What remains to be done

1.Greece to complete swiftly the call for tender for returns and resume its return programme without delay.

2.Commission and Member States to assist Greece in its demarches with the countries of origin in the context of readmission agreements.

 

III. Relocation

What has been done so far

1.The Commission has assisted Greece to establish the necessary administrative procedures for the efficient implementation of the relocation decisions.

2.Greece has started awareness-raising actions in order to communicate the benefits of the relocation programme to eligible asylum seekers.

3.First relocation flight to Luxembourg of 30 Syrian nationals is being organised.

4.Greece has increased the staff capacity of its Asylum Service by 30% since June 2015, primarily through fixed-term staff hired under the EEA grants.

5.Greece has created a dedicated unit for relocation procedures within the Asylum Service.

6.The Asylum Service and EASO have agreed on an Operational Plan laying down the terms of cooperation in the hotspots and relocation programme.

What remains to be done

1.Greece must step-up communication efforts for the relocation programme.

2.Member States must appoint Liaison Officers to Greece without delay.

3.Member States should prepare and provide appropriate information packages in order to enhance the candidates’ awareness of about the programme.

4.Member States to set up adequate reception structures and integration measures (housing and accommodation, medical care, schooling, language courses, etc.), by making full use of the shared management instruments to support these efforts (AMIF, ESF, FEAD, EAFRD, ERDF).

5.Greece should increase capacity in Open Reception Facilities.

6.Greece to further increase the processing capacity of its Asylum Service through the deployment of EASO and UNHCR reinforcement of staff.

 IV. Medium-term actions

1.Greece, with technical support of the Commission and Member States, should ensure that the systemic and structural deficiencies of its Migration and Asylum systems will be addressed in a sustainable fashion within the next six months.

2.Greece to improve coordination of governance at all levels of the administration, including decentralized administration.

3.Greece should further improve its capacity to effectively use dedicated EU funds.

4.Greece to increase further the accommodation capacity in the frontline and the mainland in anticipation of peaks of arrivals.
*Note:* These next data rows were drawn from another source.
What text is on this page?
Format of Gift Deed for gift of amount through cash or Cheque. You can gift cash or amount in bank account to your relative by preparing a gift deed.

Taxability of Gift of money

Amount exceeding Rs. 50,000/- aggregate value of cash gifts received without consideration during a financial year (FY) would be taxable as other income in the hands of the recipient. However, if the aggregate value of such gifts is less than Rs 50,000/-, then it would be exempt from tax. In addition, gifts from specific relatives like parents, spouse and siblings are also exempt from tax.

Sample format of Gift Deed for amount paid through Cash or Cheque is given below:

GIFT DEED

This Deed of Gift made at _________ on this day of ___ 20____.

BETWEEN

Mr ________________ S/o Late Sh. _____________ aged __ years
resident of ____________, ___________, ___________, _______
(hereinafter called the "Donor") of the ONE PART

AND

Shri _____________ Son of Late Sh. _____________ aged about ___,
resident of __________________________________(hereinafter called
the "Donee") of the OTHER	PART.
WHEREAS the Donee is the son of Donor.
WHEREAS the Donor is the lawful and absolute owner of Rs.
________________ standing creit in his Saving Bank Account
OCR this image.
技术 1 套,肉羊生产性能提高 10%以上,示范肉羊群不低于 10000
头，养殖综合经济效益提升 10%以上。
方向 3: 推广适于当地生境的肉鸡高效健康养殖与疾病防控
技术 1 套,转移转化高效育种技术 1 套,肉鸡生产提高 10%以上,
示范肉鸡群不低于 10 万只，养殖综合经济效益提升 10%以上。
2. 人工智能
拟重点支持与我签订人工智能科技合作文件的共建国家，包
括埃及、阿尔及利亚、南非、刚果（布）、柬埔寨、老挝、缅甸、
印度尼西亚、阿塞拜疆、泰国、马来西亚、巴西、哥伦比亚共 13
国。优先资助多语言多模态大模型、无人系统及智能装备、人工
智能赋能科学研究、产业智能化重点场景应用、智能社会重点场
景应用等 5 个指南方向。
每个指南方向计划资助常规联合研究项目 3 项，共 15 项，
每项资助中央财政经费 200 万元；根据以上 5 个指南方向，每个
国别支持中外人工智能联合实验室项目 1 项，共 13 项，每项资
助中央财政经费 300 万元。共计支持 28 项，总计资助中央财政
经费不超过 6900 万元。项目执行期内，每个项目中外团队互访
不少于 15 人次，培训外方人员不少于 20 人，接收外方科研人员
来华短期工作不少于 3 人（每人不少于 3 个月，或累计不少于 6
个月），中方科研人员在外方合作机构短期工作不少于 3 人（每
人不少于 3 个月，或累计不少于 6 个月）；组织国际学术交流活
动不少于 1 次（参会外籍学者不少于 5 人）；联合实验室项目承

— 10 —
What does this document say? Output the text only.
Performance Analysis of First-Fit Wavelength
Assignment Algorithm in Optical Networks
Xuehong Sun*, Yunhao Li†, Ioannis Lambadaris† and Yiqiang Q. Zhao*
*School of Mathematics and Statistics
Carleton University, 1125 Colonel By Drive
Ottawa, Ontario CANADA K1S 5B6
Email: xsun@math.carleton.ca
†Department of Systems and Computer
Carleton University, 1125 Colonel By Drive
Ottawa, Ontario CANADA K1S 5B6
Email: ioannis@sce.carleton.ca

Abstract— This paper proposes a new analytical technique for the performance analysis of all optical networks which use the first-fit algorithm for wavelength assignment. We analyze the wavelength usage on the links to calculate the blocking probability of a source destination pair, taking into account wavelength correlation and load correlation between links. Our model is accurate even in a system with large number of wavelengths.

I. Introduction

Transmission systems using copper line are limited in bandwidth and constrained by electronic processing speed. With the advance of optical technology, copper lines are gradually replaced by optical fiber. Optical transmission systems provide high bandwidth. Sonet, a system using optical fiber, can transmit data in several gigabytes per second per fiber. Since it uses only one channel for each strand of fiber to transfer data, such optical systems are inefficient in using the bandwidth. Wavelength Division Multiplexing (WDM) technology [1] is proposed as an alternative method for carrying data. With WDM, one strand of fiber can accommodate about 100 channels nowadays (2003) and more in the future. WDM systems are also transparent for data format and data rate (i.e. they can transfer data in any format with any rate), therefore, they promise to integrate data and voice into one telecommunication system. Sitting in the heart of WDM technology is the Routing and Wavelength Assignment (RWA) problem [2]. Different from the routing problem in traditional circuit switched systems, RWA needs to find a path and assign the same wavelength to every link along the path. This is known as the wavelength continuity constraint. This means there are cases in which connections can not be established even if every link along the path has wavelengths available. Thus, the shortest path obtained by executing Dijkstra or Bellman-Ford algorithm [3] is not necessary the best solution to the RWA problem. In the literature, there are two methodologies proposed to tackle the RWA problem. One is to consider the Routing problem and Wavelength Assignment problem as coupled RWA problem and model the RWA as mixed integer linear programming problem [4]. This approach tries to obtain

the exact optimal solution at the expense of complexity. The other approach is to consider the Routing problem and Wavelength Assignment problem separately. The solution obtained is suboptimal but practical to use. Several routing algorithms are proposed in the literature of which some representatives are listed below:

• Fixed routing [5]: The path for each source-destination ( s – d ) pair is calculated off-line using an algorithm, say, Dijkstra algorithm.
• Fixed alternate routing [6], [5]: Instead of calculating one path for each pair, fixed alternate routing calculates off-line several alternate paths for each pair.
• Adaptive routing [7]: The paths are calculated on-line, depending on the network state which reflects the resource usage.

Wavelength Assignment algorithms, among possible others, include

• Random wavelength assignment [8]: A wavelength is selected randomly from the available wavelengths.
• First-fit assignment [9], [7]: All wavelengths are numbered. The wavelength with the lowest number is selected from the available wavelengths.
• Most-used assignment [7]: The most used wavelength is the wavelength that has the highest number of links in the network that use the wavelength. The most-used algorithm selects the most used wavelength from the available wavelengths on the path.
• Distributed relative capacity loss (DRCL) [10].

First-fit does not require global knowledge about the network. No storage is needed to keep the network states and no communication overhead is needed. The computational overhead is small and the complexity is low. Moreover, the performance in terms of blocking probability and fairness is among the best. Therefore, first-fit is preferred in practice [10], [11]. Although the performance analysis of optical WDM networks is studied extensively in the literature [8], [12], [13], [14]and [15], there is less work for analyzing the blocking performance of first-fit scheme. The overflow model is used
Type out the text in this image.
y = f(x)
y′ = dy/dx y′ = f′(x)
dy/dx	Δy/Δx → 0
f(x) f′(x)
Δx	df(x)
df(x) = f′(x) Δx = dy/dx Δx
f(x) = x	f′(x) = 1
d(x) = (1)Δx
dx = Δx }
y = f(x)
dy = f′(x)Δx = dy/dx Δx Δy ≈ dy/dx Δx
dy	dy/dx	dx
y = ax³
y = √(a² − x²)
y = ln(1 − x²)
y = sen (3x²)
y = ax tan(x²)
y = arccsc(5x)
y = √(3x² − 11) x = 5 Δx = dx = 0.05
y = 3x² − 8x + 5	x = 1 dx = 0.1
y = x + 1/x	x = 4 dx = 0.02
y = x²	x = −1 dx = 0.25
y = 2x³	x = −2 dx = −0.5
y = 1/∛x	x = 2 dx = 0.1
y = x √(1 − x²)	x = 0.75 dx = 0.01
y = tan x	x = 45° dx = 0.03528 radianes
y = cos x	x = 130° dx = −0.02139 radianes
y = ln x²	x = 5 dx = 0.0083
5.Commission and Member States to assist Greece to enhance the capacity of the relevant Ministries and services, including for the absorption of the funds, based on technical assistance by the Commission.

Top

Brussels, 14.10.2015

COM(2015) 510 final

ANNEX

to the

COMMUNICATION FROM THE COMMISSION TO THE EUROPEAN PARLIAMENT, THE EUROPEAN COUNCIL AND THE COUNCIL

Managing the refugee crisis: State of Play of the Implementation of the Priority Actions under the European Agenda on Migration


Annex 3: Italy – State of Play report from 11 October 2015

I.    Hotspots

What has been done

1.The Italian authorities opened the first hotspot in Lampedusa two weeks ago. The hotspot is fully operational with the presence of both EASO and Frontex. Fingerprinting compliance in the hotspot has been increasing, even though migrants continue in several cases to resist fingerprinting.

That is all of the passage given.